Interestingly, the underlying technology for the Alere Q platform came from one of the recently acquired companies, Ionian Technologies, that also was a Gates grantee.  In 2009, the company got a $665K grant to develop its “NEAR POC” for TB (Gates press release).  Ionian began as a startup in 2000 out of the Keck Graduate Institute, one of the Claremont Colleges and therefore a sister institution to Pomona College, an outstanding liberal arts college near to my heart and wallet.  So when (if) the Alere Q/TB test gets to market, it will be more than 13 years in development, so don’t let anyone (like me) tell you that Dx product development is faster than therapeutics development.  As for the $21.6 million for the TB test development, I think this is a generous amount and assume that some of the grant will be used to incorporate other tests for bad bugs into the platform since the ultimate value of POC Dx will be a box that can differentiate between the many possible infections afflicting those with limited access to medical care.

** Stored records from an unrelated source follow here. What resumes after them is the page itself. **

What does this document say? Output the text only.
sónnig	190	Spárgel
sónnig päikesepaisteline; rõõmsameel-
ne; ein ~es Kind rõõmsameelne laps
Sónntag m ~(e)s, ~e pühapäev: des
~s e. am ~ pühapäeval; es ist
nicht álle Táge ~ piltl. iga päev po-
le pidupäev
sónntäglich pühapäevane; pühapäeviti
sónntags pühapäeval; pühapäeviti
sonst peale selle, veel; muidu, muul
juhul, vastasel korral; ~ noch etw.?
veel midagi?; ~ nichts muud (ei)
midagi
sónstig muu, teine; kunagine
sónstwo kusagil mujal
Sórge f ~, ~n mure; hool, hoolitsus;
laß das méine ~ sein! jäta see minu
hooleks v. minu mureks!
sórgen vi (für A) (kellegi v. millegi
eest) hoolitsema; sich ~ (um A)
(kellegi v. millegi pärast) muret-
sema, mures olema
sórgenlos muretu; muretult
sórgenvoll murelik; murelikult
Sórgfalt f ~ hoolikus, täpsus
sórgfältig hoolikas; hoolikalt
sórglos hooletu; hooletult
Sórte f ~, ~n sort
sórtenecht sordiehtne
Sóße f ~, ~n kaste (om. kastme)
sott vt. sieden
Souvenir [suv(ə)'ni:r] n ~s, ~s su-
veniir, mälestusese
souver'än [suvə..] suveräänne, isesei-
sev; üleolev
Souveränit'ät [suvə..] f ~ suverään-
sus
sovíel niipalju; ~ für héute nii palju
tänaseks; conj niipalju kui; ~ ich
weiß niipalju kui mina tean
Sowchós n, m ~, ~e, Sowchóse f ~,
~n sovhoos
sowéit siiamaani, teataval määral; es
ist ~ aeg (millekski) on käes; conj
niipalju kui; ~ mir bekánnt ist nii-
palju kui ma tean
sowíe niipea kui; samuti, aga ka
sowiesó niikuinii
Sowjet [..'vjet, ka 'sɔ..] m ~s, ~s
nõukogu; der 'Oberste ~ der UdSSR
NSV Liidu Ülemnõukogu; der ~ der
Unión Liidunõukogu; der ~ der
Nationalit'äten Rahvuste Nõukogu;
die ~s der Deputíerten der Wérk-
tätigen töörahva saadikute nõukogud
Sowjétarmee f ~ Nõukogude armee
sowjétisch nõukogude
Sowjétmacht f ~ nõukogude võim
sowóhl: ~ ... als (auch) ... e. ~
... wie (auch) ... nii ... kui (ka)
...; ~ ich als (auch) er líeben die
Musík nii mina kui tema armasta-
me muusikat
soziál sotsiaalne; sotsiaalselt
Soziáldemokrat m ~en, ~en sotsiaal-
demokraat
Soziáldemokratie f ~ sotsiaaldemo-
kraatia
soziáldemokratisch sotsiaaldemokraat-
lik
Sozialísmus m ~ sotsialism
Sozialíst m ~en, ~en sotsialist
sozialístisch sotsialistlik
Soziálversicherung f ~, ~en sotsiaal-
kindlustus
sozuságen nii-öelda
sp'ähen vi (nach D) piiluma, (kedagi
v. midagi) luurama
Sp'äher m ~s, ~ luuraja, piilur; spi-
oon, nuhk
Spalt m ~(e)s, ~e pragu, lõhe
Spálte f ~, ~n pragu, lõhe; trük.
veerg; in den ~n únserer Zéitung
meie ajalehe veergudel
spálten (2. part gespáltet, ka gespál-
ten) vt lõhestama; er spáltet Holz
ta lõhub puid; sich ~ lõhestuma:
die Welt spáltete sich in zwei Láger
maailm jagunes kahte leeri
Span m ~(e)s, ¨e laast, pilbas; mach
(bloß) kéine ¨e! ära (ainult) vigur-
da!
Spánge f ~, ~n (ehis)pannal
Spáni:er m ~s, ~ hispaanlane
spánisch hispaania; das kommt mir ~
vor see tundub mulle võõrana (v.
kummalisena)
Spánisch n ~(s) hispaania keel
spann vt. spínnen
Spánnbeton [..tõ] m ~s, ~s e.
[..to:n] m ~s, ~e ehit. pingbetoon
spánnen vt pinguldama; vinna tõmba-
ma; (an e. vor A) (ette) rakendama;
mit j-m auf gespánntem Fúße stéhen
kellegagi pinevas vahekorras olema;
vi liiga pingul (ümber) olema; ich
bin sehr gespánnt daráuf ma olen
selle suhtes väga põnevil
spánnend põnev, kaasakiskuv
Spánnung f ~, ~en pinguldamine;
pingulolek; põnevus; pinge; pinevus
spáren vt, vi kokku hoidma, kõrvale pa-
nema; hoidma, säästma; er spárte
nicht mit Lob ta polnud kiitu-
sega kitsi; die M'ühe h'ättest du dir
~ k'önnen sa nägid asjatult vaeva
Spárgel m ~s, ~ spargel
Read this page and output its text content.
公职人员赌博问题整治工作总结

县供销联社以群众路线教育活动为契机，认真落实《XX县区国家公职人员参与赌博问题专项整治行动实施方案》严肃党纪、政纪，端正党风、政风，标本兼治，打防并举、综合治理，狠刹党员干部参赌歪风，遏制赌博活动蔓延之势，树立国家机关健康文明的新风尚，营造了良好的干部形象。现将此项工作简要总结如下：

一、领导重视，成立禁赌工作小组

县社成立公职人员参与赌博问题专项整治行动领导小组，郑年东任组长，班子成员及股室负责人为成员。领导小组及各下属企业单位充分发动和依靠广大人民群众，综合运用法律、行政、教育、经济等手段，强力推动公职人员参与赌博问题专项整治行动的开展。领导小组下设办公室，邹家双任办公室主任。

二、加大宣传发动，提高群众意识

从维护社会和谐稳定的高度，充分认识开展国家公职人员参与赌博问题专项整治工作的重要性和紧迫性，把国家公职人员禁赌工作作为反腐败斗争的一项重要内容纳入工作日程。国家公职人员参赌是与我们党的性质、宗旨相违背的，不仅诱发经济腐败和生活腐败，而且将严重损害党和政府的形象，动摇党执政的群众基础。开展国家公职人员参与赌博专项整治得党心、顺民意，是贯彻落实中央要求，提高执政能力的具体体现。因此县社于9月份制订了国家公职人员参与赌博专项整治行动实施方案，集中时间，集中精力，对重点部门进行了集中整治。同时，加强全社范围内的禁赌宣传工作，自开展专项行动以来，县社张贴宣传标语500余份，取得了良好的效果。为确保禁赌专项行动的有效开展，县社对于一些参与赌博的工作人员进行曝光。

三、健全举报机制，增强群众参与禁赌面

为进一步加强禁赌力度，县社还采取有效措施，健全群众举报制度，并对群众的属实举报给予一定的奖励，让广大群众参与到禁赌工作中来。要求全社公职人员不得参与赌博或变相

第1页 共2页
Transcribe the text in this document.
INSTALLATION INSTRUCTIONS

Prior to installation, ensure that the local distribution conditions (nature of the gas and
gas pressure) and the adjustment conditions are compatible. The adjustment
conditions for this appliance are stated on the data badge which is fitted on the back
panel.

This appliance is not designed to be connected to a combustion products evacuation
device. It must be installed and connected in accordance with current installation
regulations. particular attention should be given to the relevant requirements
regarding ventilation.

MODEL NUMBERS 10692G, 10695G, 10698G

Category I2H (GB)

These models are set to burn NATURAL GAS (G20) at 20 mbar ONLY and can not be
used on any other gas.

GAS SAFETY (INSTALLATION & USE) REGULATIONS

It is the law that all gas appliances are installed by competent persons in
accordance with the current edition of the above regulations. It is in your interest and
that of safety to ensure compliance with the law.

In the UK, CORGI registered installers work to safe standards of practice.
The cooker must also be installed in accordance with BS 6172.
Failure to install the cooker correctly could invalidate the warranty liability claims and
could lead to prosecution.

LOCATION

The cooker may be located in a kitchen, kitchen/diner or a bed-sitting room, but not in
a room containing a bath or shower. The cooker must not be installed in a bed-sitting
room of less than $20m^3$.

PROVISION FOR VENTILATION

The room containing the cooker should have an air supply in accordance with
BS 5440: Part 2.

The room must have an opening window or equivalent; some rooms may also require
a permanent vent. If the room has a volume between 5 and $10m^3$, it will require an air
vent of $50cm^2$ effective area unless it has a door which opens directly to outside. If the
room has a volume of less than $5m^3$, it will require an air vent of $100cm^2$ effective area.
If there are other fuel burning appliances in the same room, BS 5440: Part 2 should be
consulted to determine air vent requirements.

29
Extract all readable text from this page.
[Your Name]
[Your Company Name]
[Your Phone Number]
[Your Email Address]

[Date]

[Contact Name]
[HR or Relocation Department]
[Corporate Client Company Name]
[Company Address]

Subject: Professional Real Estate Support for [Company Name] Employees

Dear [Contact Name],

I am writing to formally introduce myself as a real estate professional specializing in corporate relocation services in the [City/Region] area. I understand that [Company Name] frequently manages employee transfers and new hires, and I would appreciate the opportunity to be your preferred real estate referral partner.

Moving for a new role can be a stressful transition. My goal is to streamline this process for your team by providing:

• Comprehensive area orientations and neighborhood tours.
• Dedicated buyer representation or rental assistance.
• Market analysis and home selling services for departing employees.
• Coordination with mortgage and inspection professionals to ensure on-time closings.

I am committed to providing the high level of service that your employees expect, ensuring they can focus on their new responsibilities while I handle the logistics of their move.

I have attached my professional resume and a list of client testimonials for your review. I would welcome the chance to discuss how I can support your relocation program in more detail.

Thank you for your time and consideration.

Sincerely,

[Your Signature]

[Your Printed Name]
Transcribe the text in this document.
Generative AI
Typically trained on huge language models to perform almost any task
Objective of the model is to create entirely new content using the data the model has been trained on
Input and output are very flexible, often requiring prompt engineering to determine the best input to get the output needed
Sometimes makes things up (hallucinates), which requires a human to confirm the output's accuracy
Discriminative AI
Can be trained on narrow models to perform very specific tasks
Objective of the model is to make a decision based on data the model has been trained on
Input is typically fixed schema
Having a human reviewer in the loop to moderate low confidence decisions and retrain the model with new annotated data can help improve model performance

In contrast to the multi-year and multi-million dollar saga of Alere’s POC TB test is the story of QuantuMDx, a UK-based company started in 2008 that has an express mission to develop Dx for “third and first world nations” (QuantuMDx).  According to the company, its most advanced product is the Q-POC, a hand-held device for diagnosis of tuberculosis, HIV/AIDS, and sexually transmitted infections and their drug-resistant strains.  The device will deliver results in less than 20 minutes at a fraction of the cost of lab-based tests and will be launched this year (Q-POC).  The company is using a number of technologies in its products (QuantuMDx Technology):

  • DNA extraction from raw samples via simple flow-through (invented by the founder when the company was garage-mode);
  • Nanowire biosensors for analyte detection (licensed from NanoSys, a Harvard start-up [GEN article]);
  • Single or multiple step PCR; and
  • Mobile apps for Dx support.

The funding of the company is less than clear.  The company has no corporate sponsors or licensees and in 2012 received shares of two UK government grants (which totaled about $7 million) that were  for cancer and malaria Dx R and D.  That seems a bit thin to support a 35-person company but then one founder is a “Biotech Rockstar” (O’Halloran blog) so maybe the company self-funded.  It is also not clear what data have been obtained using the platform; I could find no reported test results, published or unpublished.  Be that as it may, if the company is able to market a device capable of quickly profiling a range of infectious organisms, bacterial and viral, with minimal sample preparation, it will be in a good position to offer a competing product to the Alere Q, and competition is good for the public health buyers.  Presumably, the company has talked with the Gates Foundation, the Wellcome Trust, PATH, Alere, and other major diagnostics companies about funding the testing and approval and manufacturing development and building phases.  If not, there is no time like the present.